Talaria: As sandálias aladas, representando a capacidade de transcender o plano físico.
Petasos: O chapéu de viajante, símbolo de proteção nas jornadas.
Bolsa de Dinheiro: Símbolo de comércio e prosperidade.
O Número 4: Sagrado para Hermes, representando as direções e a estabilidade material.
Animais:
Tartaruga: Símbolo de sua invenção da lira e da paciência escondida sob a rapidez.
Galo: O arauto do novo dia, símbolo de vigilância.
Carneiro: Como o "Bom Pastor" (Criophorus), Hermes carrega o rebanho.
Lebre: Velocidade, fertilidade e astúcia.
Plantas e Ervas:
Lavanda e Menta: Ervas mercuriais, ligadas à comunicação rápida e clareza.
Amendoeira e Aveleira: A madeira do Caduceu é frequentemente associada à aveleira, árvore da sabedoria.
Moly: A erva mítica que ele deu a Odisseu para anular a magia de Circe.
Pedras e Cristais:
Ágata: Especialmente ágata de renda azul, para eloquência e viagens.
Citrino: Para sucesso no comércio e intelecto afiado.
Ouro: Como metal de troca e valor.
Dia da Semana: Quarta-feira (Dia de Mercúrio/Hermes).
Hermes na Cultura Pop
Como o deus mais "ocupado", comunicativo e adaptável, Hermes é uma figura constante na mídia moderna, muitas vezes retratado com humor e velocidade, servindo como o arquétipo do jovem mensageiro.
Percy Jackson (Série e Livros): Talvez a representação mais famosa para a nova geração.

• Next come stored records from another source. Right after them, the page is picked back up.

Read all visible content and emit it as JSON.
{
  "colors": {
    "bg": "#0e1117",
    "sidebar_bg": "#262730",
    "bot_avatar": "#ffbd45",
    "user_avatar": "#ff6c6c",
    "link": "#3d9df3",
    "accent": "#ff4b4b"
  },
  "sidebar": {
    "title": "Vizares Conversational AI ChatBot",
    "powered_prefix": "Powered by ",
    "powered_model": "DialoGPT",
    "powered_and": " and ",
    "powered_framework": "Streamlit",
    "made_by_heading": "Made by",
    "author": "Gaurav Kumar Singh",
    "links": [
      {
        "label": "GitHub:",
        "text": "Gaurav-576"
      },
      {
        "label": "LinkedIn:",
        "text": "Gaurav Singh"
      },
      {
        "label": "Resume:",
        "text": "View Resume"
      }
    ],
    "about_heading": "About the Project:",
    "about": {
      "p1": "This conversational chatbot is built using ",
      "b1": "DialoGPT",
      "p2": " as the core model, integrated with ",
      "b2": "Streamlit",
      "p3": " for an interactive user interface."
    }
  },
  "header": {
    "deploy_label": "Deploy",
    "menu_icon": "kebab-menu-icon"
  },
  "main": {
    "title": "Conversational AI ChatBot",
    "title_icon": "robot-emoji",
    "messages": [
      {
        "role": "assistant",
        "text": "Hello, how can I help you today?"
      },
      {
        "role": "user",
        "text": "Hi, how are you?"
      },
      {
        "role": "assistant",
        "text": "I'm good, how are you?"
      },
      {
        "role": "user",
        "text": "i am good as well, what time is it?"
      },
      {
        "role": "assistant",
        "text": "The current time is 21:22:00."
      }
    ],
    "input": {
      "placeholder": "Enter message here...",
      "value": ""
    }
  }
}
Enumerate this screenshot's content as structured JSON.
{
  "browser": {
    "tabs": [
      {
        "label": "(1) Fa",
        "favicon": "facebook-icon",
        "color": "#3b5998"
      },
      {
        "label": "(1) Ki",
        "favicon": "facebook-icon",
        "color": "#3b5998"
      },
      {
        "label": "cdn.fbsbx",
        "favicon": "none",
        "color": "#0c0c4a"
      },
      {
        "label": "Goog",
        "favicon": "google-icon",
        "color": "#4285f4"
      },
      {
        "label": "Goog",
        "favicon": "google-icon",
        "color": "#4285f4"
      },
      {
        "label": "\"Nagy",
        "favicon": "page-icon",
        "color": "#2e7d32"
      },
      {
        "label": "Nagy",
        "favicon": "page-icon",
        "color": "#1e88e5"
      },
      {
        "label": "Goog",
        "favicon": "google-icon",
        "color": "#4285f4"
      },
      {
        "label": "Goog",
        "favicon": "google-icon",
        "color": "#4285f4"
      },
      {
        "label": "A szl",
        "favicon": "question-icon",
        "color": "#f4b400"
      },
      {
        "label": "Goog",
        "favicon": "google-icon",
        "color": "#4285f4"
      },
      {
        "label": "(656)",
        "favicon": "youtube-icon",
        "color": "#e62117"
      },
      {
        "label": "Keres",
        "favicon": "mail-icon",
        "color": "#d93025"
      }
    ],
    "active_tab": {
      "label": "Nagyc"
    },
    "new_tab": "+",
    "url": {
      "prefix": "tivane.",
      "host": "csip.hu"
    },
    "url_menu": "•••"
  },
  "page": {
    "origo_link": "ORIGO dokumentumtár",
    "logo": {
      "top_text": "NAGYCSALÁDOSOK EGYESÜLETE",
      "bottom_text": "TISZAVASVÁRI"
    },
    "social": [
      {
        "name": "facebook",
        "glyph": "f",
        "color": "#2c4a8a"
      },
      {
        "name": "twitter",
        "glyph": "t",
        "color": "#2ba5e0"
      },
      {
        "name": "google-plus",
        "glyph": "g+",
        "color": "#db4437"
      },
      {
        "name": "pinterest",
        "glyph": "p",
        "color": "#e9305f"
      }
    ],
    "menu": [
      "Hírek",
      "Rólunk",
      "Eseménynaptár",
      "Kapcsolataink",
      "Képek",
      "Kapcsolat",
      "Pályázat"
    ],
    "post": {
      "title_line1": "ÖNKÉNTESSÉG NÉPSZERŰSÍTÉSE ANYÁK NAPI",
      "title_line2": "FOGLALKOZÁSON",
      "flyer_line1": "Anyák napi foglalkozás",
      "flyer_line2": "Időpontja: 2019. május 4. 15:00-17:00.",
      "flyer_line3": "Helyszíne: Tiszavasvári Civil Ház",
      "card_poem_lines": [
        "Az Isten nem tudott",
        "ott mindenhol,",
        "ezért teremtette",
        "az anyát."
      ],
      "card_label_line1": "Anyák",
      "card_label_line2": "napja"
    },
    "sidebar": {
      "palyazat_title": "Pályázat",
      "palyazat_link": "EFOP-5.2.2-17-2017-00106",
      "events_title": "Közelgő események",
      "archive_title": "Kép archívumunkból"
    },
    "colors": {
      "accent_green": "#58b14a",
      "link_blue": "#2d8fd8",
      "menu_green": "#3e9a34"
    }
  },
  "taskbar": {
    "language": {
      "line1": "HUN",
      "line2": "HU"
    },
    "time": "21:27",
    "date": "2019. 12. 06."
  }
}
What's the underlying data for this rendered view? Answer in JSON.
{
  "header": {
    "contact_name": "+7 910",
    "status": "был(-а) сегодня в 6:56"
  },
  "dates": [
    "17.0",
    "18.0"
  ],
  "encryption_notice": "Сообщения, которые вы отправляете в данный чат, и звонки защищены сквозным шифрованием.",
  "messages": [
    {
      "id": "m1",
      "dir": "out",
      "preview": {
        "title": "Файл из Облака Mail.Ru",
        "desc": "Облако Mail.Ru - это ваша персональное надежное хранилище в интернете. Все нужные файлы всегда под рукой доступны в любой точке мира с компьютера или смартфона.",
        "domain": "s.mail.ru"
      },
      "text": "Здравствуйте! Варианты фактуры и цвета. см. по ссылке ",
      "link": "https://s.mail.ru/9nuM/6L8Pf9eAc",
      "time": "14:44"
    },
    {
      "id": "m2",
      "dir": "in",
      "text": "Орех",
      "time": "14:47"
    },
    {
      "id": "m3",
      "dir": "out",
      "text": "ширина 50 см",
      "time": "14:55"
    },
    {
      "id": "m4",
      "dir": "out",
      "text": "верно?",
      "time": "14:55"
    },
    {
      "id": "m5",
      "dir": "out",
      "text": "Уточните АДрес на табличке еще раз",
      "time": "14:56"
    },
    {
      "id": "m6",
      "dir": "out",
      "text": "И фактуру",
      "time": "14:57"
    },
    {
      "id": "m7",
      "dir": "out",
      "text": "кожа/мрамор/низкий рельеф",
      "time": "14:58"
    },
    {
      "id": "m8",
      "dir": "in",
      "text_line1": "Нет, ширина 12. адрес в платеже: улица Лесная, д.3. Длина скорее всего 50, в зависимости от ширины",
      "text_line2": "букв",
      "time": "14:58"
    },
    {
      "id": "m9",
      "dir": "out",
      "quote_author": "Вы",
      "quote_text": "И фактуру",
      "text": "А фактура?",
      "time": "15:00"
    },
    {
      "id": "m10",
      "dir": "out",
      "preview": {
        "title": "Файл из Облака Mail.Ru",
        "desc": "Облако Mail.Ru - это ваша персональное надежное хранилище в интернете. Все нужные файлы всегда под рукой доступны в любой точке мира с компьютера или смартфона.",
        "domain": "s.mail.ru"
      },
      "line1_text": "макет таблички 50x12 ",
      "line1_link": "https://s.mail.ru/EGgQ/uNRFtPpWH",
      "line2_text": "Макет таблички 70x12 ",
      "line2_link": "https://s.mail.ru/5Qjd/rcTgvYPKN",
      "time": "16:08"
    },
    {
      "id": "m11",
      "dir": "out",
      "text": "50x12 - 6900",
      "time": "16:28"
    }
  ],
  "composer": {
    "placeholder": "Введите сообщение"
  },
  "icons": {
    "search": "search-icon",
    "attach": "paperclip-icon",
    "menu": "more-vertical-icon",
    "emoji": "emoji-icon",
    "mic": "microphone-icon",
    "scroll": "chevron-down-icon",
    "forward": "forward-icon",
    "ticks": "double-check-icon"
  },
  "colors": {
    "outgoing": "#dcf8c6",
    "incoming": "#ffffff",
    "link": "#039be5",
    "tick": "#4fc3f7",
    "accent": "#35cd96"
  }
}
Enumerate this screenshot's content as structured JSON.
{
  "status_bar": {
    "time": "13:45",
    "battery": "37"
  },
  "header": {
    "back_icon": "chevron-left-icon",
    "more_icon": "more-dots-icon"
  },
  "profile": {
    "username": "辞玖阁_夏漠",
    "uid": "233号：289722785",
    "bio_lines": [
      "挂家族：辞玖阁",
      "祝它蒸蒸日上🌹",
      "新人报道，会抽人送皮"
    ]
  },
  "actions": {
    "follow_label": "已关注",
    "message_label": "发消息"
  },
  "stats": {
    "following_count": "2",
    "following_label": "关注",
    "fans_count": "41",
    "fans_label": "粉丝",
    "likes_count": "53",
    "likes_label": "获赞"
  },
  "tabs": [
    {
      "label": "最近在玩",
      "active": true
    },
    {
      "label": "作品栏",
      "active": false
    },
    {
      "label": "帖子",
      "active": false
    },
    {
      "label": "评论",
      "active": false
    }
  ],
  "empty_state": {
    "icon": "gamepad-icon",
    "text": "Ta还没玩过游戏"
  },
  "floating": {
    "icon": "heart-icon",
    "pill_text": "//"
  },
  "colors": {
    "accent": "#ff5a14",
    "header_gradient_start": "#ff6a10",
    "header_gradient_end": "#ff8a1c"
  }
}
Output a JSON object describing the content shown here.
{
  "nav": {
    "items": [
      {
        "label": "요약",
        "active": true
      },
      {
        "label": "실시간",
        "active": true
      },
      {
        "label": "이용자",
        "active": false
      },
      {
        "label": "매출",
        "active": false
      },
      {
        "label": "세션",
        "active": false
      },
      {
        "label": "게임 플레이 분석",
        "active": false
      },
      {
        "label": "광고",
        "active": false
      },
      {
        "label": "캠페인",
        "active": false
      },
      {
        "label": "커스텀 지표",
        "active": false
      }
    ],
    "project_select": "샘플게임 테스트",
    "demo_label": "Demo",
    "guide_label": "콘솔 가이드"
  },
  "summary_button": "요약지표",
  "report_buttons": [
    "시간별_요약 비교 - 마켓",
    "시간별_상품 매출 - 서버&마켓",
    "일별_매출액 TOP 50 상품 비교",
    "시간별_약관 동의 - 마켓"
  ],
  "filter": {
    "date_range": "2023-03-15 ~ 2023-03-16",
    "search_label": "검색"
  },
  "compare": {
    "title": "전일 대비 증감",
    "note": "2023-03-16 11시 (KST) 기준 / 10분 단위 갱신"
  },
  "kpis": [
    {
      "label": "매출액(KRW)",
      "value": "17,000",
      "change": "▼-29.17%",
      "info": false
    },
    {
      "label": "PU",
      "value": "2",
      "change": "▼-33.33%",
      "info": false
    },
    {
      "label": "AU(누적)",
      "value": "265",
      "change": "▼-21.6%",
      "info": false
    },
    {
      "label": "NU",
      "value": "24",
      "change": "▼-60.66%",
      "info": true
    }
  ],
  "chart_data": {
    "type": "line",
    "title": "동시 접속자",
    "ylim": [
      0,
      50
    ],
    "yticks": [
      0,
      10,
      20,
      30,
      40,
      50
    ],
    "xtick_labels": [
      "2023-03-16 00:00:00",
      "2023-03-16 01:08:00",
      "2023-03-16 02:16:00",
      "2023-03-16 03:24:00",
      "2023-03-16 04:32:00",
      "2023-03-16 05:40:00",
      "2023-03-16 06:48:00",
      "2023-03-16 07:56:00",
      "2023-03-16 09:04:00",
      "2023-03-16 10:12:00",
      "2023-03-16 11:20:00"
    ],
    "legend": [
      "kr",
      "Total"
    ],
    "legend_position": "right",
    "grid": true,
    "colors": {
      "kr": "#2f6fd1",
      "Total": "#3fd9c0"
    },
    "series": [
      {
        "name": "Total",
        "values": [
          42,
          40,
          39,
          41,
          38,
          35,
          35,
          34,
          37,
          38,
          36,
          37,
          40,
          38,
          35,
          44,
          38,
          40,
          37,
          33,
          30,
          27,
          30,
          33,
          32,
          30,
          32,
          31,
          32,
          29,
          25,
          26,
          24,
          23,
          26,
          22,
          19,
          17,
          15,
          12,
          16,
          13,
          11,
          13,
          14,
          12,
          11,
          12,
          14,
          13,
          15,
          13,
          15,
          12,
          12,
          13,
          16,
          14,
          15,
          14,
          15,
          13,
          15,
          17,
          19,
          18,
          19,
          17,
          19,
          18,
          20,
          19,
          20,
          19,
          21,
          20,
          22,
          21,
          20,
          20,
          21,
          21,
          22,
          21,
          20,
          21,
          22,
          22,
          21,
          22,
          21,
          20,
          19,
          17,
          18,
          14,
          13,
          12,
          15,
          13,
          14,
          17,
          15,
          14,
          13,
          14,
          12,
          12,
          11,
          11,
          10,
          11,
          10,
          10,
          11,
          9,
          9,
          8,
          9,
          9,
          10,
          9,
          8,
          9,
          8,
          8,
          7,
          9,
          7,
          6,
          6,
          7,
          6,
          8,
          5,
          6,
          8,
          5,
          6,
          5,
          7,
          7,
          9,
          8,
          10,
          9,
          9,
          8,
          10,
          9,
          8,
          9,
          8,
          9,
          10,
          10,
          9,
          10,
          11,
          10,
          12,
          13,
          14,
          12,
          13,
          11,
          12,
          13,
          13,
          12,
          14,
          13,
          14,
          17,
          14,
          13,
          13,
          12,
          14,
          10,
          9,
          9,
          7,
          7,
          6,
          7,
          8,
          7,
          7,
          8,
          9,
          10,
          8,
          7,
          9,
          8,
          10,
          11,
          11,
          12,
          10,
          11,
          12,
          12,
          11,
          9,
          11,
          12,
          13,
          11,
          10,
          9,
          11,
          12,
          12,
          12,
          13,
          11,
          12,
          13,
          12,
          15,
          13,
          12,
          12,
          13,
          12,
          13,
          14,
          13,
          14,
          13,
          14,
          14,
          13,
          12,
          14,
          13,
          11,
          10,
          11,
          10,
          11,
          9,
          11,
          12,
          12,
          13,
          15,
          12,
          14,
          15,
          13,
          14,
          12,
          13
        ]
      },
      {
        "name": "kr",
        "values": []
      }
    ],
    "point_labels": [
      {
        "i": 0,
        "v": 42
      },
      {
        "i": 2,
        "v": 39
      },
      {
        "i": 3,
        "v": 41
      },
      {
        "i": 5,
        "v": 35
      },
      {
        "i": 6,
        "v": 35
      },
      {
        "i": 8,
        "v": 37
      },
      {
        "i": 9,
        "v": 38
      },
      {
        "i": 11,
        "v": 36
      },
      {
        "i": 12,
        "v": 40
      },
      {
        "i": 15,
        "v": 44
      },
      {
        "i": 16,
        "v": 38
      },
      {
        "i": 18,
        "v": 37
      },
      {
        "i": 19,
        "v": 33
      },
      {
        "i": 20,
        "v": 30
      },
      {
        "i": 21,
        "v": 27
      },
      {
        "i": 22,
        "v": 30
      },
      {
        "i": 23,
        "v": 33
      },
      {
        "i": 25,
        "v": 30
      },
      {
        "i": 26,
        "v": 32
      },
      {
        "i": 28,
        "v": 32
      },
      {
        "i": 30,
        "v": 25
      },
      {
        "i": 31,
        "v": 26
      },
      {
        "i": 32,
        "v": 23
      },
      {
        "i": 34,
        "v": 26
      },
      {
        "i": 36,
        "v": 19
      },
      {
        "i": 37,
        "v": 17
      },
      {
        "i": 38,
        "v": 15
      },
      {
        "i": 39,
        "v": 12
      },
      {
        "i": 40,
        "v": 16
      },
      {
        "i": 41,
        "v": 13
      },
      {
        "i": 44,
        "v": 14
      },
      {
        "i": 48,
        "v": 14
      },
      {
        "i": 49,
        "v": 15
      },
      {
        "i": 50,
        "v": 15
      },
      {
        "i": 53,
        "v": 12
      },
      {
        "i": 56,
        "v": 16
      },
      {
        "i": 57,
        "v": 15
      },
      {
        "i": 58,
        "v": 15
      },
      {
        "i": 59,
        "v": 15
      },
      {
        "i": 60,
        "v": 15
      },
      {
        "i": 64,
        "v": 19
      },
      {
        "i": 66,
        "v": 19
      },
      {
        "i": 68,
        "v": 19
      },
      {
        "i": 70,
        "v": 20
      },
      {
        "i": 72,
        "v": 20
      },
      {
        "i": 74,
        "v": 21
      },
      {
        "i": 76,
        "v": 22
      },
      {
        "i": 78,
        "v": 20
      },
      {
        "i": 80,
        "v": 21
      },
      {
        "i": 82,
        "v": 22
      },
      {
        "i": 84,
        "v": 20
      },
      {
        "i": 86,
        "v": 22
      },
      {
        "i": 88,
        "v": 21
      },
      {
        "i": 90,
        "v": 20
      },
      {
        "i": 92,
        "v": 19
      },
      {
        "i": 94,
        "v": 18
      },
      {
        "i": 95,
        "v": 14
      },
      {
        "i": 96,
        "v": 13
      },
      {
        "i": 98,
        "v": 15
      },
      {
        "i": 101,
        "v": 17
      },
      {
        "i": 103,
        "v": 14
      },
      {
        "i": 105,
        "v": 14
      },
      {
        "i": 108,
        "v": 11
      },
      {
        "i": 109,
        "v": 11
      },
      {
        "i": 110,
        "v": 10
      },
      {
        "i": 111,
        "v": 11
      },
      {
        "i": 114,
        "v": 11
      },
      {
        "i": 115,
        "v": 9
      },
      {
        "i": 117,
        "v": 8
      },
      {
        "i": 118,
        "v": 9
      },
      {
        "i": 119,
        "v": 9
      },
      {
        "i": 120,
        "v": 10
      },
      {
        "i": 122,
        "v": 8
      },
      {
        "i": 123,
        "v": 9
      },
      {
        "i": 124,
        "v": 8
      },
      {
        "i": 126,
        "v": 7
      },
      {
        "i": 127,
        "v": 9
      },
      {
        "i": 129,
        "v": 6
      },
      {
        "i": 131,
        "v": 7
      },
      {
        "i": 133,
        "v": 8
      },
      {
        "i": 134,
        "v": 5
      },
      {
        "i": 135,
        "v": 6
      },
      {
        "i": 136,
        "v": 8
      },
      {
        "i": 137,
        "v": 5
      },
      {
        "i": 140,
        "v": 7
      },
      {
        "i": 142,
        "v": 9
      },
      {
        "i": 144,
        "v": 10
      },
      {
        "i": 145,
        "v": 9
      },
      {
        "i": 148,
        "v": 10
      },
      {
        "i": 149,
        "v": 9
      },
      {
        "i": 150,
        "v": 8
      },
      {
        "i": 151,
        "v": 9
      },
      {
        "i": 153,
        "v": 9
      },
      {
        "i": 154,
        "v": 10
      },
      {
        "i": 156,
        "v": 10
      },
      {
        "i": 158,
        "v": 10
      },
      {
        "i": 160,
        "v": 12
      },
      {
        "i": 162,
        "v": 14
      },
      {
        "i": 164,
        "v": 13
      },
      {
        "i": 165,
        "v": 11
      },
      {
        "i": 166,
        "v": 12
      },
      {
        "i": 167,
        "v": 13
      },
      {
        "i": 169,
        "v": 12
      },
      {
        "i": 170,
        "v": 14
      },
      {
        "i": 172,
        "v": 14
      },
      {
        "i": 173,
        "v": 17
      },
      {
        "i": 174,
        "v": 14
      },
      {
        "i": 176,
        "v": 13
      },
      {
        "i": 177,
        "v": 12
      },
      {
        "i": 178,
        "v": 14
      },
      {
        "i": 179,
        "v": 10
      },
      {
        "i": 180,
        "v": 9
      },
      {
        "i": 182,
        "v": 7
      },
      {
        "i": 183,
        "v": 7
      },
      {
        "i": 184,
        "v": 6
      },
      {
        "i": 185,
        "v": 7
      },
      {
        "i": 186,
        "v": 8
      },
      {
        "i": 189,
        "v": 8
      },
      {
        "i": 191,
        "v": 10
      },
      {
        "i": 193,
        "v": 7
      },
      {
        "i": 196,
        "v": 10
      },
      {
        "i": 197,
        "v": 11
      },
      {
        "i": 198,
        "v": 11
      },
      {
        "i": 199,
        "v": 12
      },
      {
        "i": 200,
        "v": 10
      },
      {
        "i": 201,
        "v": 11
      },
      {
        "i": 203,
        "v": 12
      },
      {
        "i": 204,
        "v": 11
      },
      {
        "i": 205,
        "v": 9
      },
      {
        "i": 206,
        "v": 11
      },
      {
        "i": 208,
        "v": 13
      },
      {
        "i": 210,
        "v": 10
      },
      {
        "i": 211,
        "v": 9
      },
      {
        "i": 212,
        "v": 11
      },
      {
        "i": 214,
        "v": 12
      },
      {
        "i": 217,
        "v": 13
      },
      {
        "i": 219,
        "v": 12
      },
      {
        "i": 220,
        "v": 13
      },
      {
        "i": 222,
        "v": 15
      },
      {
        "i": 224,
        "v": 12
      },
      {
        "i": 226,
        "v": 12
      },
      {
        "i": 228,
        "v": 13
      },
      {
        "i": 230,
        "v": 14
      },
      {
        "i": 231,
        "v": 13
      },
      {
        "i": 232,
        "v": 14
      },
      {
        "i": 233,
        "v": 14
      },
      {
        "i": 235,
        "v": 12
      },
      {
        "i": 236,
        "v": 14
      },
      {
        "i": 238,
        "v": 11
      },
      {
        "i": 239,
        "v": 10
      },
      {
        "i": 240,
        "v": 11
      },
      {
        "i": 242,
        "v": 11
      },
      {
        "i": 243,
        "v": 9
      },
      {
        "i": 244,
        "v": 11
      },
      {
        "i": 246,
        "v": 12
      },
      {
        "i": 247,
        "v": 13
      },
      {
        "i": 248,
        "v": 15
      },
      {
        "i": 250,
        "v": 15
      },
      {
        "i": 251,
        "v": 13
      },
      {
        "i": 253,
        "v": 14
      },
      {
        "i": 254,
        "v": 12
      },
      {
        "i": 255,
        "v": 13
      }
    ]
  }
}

Hermes é mostrado de forma complexa: um pai preocupado (de Luke Castellan), um deus que gere um sistema de entregas expresso ("Hermes Express") e que usa tênis de corrida modernos e um smartphone que se transforma em Caduceu. Ele captura perfeitamente a essência de Hermes como o deus da tecnologia e da comunicação instantânea.
Hércules (Disney): Um Hermes azul, voando super-rápido com óculos de aviador, retratado como o alívio cômico e o mensageiro tagarela. Embora visualmente diferente, captura a personalidade sagaz, a velocidade e a função de "fofoqueiro" divino do deus.
Lore Olympus: Nesta webcomic popular, Hermes é um personagem carismático, atlético e vermelho, um amigo leal de Perséfone e um deus que transita facilmente (e burocraticamente) entre o mundo corporativo do Olimpo e o submundo, mostrando seu lado psicopompo de forma moderna.
Jogo "Hades" (Supergiant Games): Aqui, Hermes é o deus da velocidade. Ele é retratado como jovial, prestativo e incrivelmente rápido, oferecendo bênçãos que aumentam a velocidade e a esquiva do jogador. Seu design é fiel às raízes gregas, com um toque moderno e atlético, sempre com pressa para entregar a próxima mensagem.
DC Comics (Flash): O super-herói Flash é a encarnação moderna e literal do arquétipo de Hermes. O capacete do Flash original (Jay Garrick) é, sem tirar nem pôr, um Petasos de Hermes, e seus vilões (como o Trapaceiro e o Mestre dos Espelhos) refletem aspectos distorcidos do deus.

Conclusão: O Deus que Abre Caminhos
Hermes é o deus que nos diz que não precisamos ficar parados. Num mundo que muitas vezes parece rígido e cheio de destinos imutáveis, ele é a variável, o improviso, o golpe de sorte. Ele nos ensina que a inteligência pode vencer a força, que a palavra certa na hora certa pode abrir qualquer porta e que as fronteiras — entre países, entre pessoas ou entre a vida e a morte — não são barreiras intransponíveis, mas sim pontos de passagem e transformação.
Para o pagão moderno, Hermes é o aliado perfeito para o dia a dia. Ele está no e-mail que enviamos, na viagem que planejamos, no negócio que fechamos e na intuição súbita que resolve um problema antigo. Ele está na encruzilhada onde temos de tomar uma decisão e na estrada que escolhemos seguir. Honrar Hermes é manter a mente ágil, o corpo ativo e o coração aberto para o inesperado. É aceitar que a vida é uma jornada, e que ter um guia com um bom senso de humor e um mapa estelar torna a viagem muito mais interessante. Que Hermes calce suas sandálias douradas e guie seus passos na direção da sua própria lenda.